Fan Jianqing, Feng Yang, Xia Lucy
Department of Operations Research & Financial Engineering, Princeton University, Princeton, NJ 08544, USA.
Department of Biostatistics, College of Global Public Health, New York University, New York, NY 10003, USA.
J Econom. 2020 Sep;218(1):119-139. doi: 10.1016/j.jeconom.2019.12.016. Epub 2020 Feb 15.

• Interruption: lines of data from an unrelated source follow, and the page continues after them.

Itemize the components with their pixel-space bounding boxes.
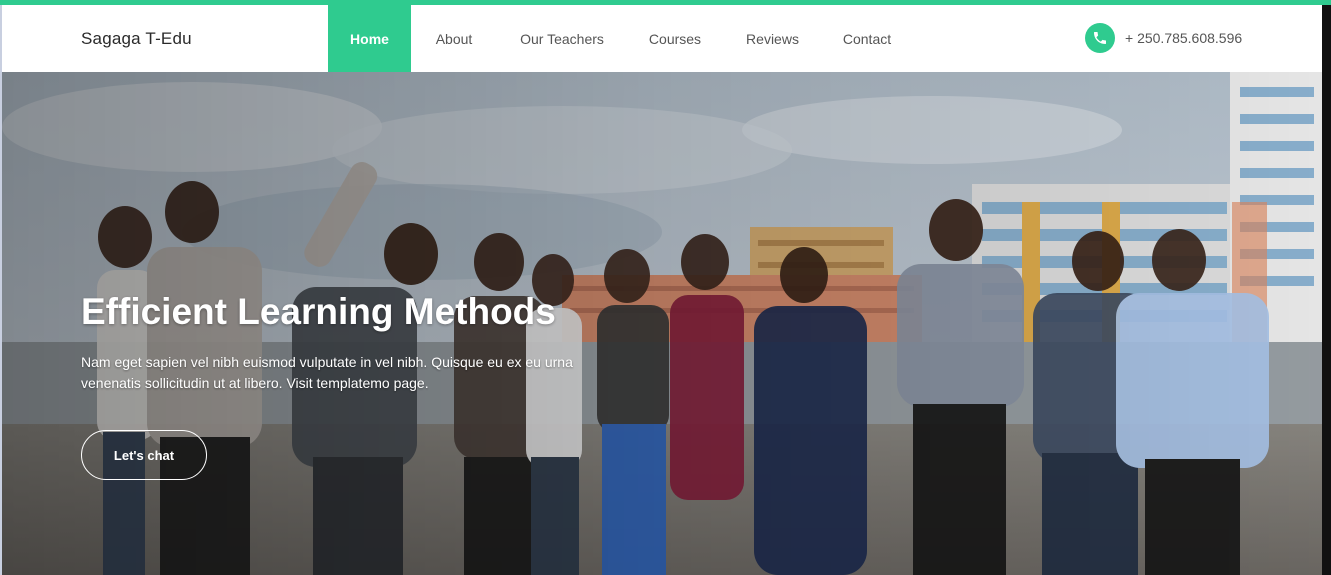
header-navbar: Sagaga T-Edu Home About Our Teachers Cou… <box>0 5 1322 72</box>
hero-section: Efficient Learning Methods Nam eget sapi… <box>0 72 1322 575</box>
lets-chat-button[interactable]: Let's chat <box>81 430 207 480</box>
nav-item-contact[interactable]: Contact <box>822 5 912 72</box>
hero-title: Efficient Learning Methods <box>81 291 556 332</box>
nav-menu: Home About Our Teachers Courses Reviews … <box>328 5 912 72</box>
nav-item-reviews[interactable]: Reviews <box>723 5 822 72</box>
nav-item-courses[interactable]: Courses <box>627 5 723 72</box>
page: Sagaga T-Edu Home About Our Teachers Cou… <box>0 0 1331 575</box>
phone-number: + 250.785.608.596 <box>1125 30 1243 46</box>
nav-item-our-teachers[interactable]: Our Teachers <box>497 5 627 72</box>
phone-contact[interactable]: + 250.785.608.596 <box>1085 23 1242 53</box>
hero-description: Nam eget sapien vel nibh euismod vulputa… <box>81 354 573 391</box>
phone-icon <box>1085 23 1115 53</box>
brand-logo[interactable]: Sagaga T-Edu <box>81 29 192 49</box>
right-scrollbar-gutter <box>1322 5 1331 575</box>
nav-item-home[interactable]: Home <box>328 5 411 72</box>
nav-item-about[interactable]: About <box>411 5 497 72</box>
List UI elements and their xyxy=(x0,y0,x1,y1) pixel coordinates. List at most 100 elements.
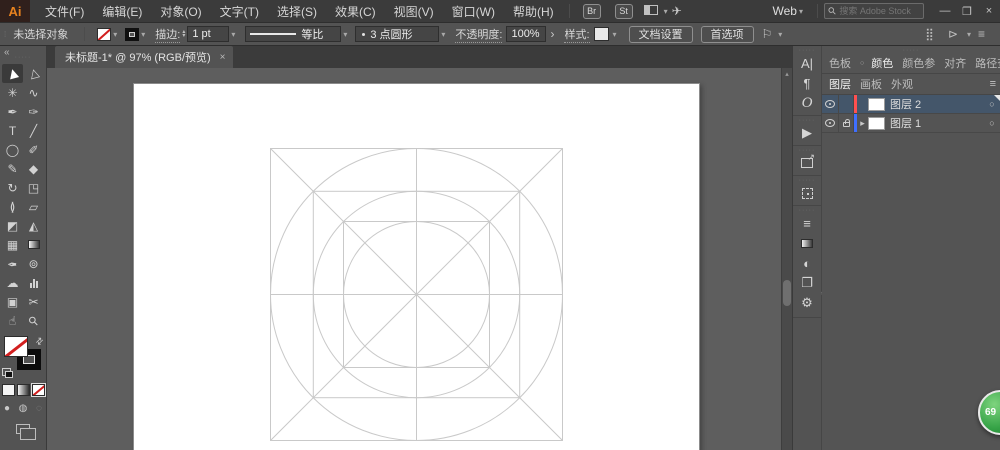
menu-view[interactable]: 视图(V) xyxy=(385,3,443,20)
fill-swatch-none[interactable] xyxy=(97,28,111,41)
character-panel-icon[interactable]: A| xyxy=(793,53,821,73)
disclosure-triangle[interactable]: ▸ xyxy=(857,118,868,129)
zoom-tool[interactable]: ⚲ xyxy=(23,311,44,330)
panel-grip[interactable]: ····· xyxy=(822,46,1000,53)
gradient-panel-icon[interactable] xyxy=(793,233,821,253)
tab-layers[interactable]: 图层 xyxy=(829,76,851,92)
tab-pathfinder[interactable]: 路径查 xyxy=(975,55,1000,71)
restore-button[interactable]: ❐ xyxy=(956,2,978,20)
scrollbar-thumb[interactable] xyxy=(783,280,791,306)
curvature-tool[interactable]: ✑ xyxy=(23,102,44,121)
graphic-styles-panel-icon[interactable]: ⚙⚙ xyxy=(793,293,821,313)
stroke-link[interactable]: 描边: xyxy=(155,26,180,43)
stroke-weight-field[interactable]: 1 pt xyxy=(187,26,229,42)
symbols-panel-icon[interactable]: ❐ xyxy=(793,273,821,293)
tab-color-guide[interactable]: 颜色参 xyxy=(902,55,935,71)
panel-flyout-icon[interactable]: ⊳ xyxy=(948,27,958,41)
gradient-button[interactable] xyxy=(17,384,30,396)
tab-appearance[interactable]: 外观 xyxy=(891,76,913,92)
chevron-down-icon[interactable]: ▾ xyxy=(967,30,971,39)
bridge-button[interactable]: Br xyxy=(583,4,601,19)
canvas-pasteboard[interactable] xyxy=(47,68,781,450)
slice-tool[interactable]: ✂ xyxy=(23,292,44,311)
menu-file[interactable]: 文件(F) xyxy=(36,3,93,20)
menu-effect[interactable]: 效果(C) xyxy=(326,3,385,20)
transparency-panel-icon[interactable]: ◐ xyxy=(793,253,821,273)
menu-edit[interactable]: 编辑(E) xyxy=(93,3,151,20)
free-transform-tool[interactable]: ▱ xyxy=(23,197,44,216)
width-tool[interactable]: ≬ xyxy=(2,197,23,216)
none-button[interactable] xyxy=(32,384,45,396)
menu-type[interactable]: 文字(T) xyxy=(211,3,268,20)
type-tool[interactable]: T xyxy=(2,121,23,140)
layer-thumbnail[interactable] xyxy=(868,117,885,130)
shape-builder-tool[interactable]: ◩ xyxy=(2,216,23,235)
lasso-tool[interactable]: ∿ xyxy=(23,83,44,102)
isolate-selection-icon[interactable]: ⚐ xyxy=(762,27,773,41)
direct-selection-tool[interactable]: ▷ xyxy=(23,64,44,83)
eraser-tool[interactable]: ◆ xyxy=(23,159,44,178)
gradient-tool[interactable] xyxy=(23,235,44,254)
list-icon[interactable]: ≡ xyxy=(978,27,985,41)
minimize-button[interactable]: — xyxy=(934,2,956,20)
target-icon[interactable]: ○ xyxy=(984,99,1000,109)
menu-object[interactable]: 对象(O) xyxy=(151,3,210,20)
panel-menu-icon[interactable]: ≡ xyxy=(990,78,996,90)
chevron-down-icon[interactable]: ▾ xyxy=(441,30,445,39)
icon-grid-artwork[interactable] xyxy=(270,148,563,441)
chevron-down-icon[interactable]: ▾ xyxy=(113,30,117,39)
eyedropper-tool[interactable]: ✒ xyxy=(2,254,23,273)
lock-toggle[interactable] xyxy=(839,95,854,113)
hand-tool[interactable]: ☝ xyxy=(2,311,23,330)
artboard-tool[interactable]: ▣ xyxy=(2,292,23,311)
actions-panel-icon[interactable]: ▶ xyxy=(793,123,821,143)
tab-swatches[interactable]: 色板 xyxy=(829,55,851,71)
menu-select[interactable]: 选择(S) xyxy=(268,3,326,20)
symbol-sprayer-tool[interactable]: ☁ xyxy=(2,273,23,292)
tab-color[interactable]: 颜色 xyxy=(871,55,893,71)
dots-grid-icon[interactable]: ⣿ xyxy=(925,27,934,41)
opentype-panel-icon[interactable]: O xyxy=(793,93,821,113)
line-segment-tool[interactable]: ╱ xyxy=(23,121,44,140)
tab-artboards[interactable]: 画板 xyxy=(860,76,882,92)
visibility-toggle[interactable] xyxy=(822,95,839,113)
color-button[interactable] xyxy=(2,384,15,396)
ellipse-tool[interactable]: ◯ xyxy=(2,140,23,159)
transform-panel-icon[interactable] xyxy=(793,183,821,203)
gpu-performance-icon[interactable]: ✈ xyxy=(672,4,682,18)
blend-tool[interactable]: ⊚ xyxy=(23,254,44,273)
paragraph-panel-icon[interactable]: ¶ xyxy=(793,73,821,93)
layer-name[interactable]: 图层 2 xyxy=(890,96,984,112)
mesh-tool[interactable]: ▦ xyxy=(2,235,23,254)
workspace-switcher[interactable]: Web ▾ xyxy=(773,4,803,18)
app-logo[interactable]: Ai xyxy=(0,0,30,22)
stock-search[interactable]: ⚲ xyxy=(824,3,924,19)
pen-tool[interactable]: ✒ xyxy=(2,102,23,121)
chevron-down-icon[interactable]: ▾ xyxy=(231,30,235,39)
target-icon[interactable]: ○ xyxy=(984,118,1000,128)
perspective-grid-tool[interactable]: ◭ xyxy=(23,216,44,235)
export-panel-icon[interactable] xyxy=(793,153,821,173)
paintbrush-tool[interactable]: ✐ xyxy=(23,140,44,159)
draw-inside-icon[interactable]: ◌ xyxy=(33,403,45,414)
chevron-down-icon[interactable]: ▾ xyxy=(778,30,782,39)
chevron-down-icon[interactable]: ▾ xyxy=(141,30,145,39)
chevron-down-icon[interactable]: ▾ xyxy=(613,30,617,39)
menu-help[interactable]: 帮助(H) xyxy=(504,3,563,20)
pencil-shaper-tool[interactable]: ✎ xyxy=(2,159,23,178)
menu-window[interactable]: 窗口(W) xyxy=(443,3,504,20)
arrange-documents-icon[interactable] xyxy=(644,4,658,18)
document-tab[interactable]: 未标题-1* @ 97% (RGB/预览) × xyxy=(55,46,233,68)
lock-toggle[interactable] xyxy=(839,114,854,132)
collapse-panel-icon[interactable]: « xyxy=(4,47,10,58)
screen-mode-button[interactable] xyxy=(0,424,46,434)
opacity-link[interactable]: 不透明度: xyxy=(455,26,502,43)
default-fill-stroke-icon[interactable] xyxy=(2,368,11,376)
style-swatch[interactable] xyxy=(594,27,609,41)
stock-button[interactable]: St xyxy=(615,4,633,19)
opacity-field[interactable]: 100% xyxy=(506,26,546,42)
brush-select[interactable]: 3 点圆形 xyxy=(355,26,439,42)
tab-align[interactable]: 对齐 xyxy=(944,55,966,71)
search-input[interactable] xyxy=(839,6,915,16)
visibility-toggle[interactable] xyxy=(822,114,839,132)
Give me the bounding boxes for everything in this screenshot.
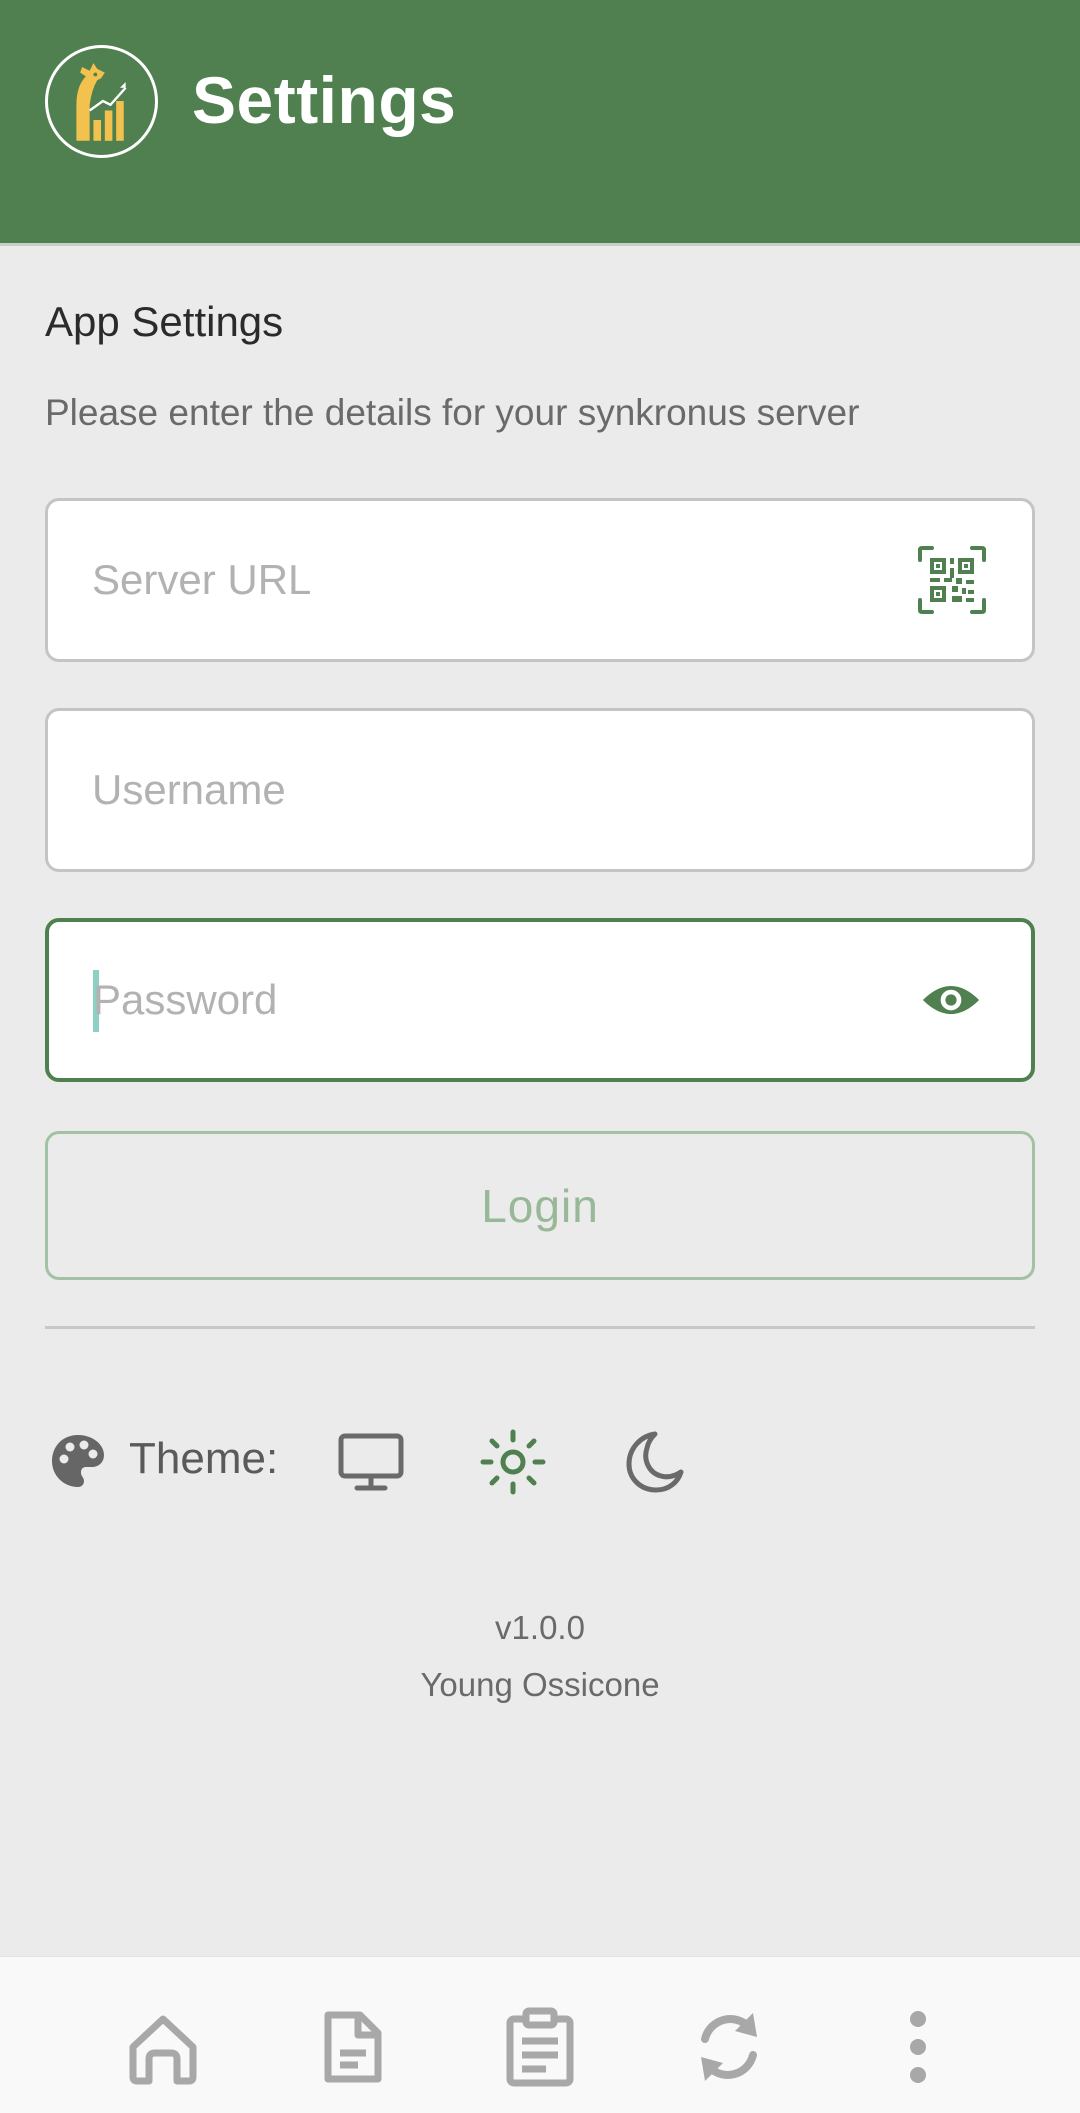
- divider: [45, 1326, 1035, 1329]
- settings-screen: Settings App Settings Please enter the d…: [0, 0, 1080, 2113]
- nav-clipboard-icon[interactable]: [498, 2005, 582, 2089]
- palette-icon: [52, 1435, 104, 1487]
- bottom-navigation: [0, 1956, 1080, 2113]
- login-button[interactable]: Login: [45, 1131, 1035, 1280]
- giraffe-chart-logo-icon: [45, 45, 158, 158]
- theme-selector: Theme:: [45, 1422, 1035, 1502]
- nav-home-icon[interactable]: [121, 2005, 205, 2089]
- theme-system-monitor-icon[interactable]: [333, 1424, 409, 1500]
- password-field-container: [45, 918, 1035, 1082]
- release-name: Young Ossicone: [420, 1666, 660, 1703]
- qr-code-icon[interactable]: [916, 544, 988, 616]
- section-title: App Settings: [45, 298, 284, 345]
- theme-dark-moon-icon[interactable]: [615, 1424, 691, 1500]
- username-input[interactable]: [92, 711, 912, 869]
- server-url-input[interactable]: [92, 501, 912, 659]
- password-input[interactable]: [93, 922, 913, 1078]
- nav-document-icon[interactable]: [310, 2005, 394, 2089]
- app-version: v1.0.0: [495, 1609, 585, 1646]
- theme-label: Theme:: [129, 1434, 279, 1483]
- nav-more-vertical-icon[interactable]: [876, 2005, 960, 2089]
- nav-sync-icon[interactable]: [687, 2005, 771, 2089]
- server-url-field-container: [45, 498, 1035, 662]
- page-title: Settings: [192, 63, 457, 137]
- eye-icon[interactable]: [915, 964, 987, 1036]
- section-subtitle: Please enter the details for your synkro…: [45, 392, 860, 433]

Measuring conditional dependence is an important topic in econometrics with broad applications including graphical models. Under a factor model setting, a new conditional dependence measure based on projection is proposed. The corresponding conditional independence test is developed with the asymptotic null distribution unveiled where the number of factors could be high-dimensional. It is also shown that the new test has control over the asymptotic type I error and can be calculated efficiently. A generic method for building dependency graphs without Gaussian assumption using the new test is elaborated. We show the superiority of the new method, implemented in the R package pgraph, through simulation and real data studies.
测量条件依赖性是计量经济学中的一个重要课题,具有包括图形模型在内的广泛应用。在因子模型设定下,提出了一种基于投影的新的条件依赖性度量。开发了相应的条件独立性检验,并揭示了其渐近零分布,其中因子数量可能是高维的。还表明,新检验能够控制渐近第一类错误,并且可以高效计算。阐述了一种使用新检验构建无高斯假设的依赖图的通用方法。通过模拟和实际数据研究,我们展示了在R包pgraph中实现的新方法的优越性。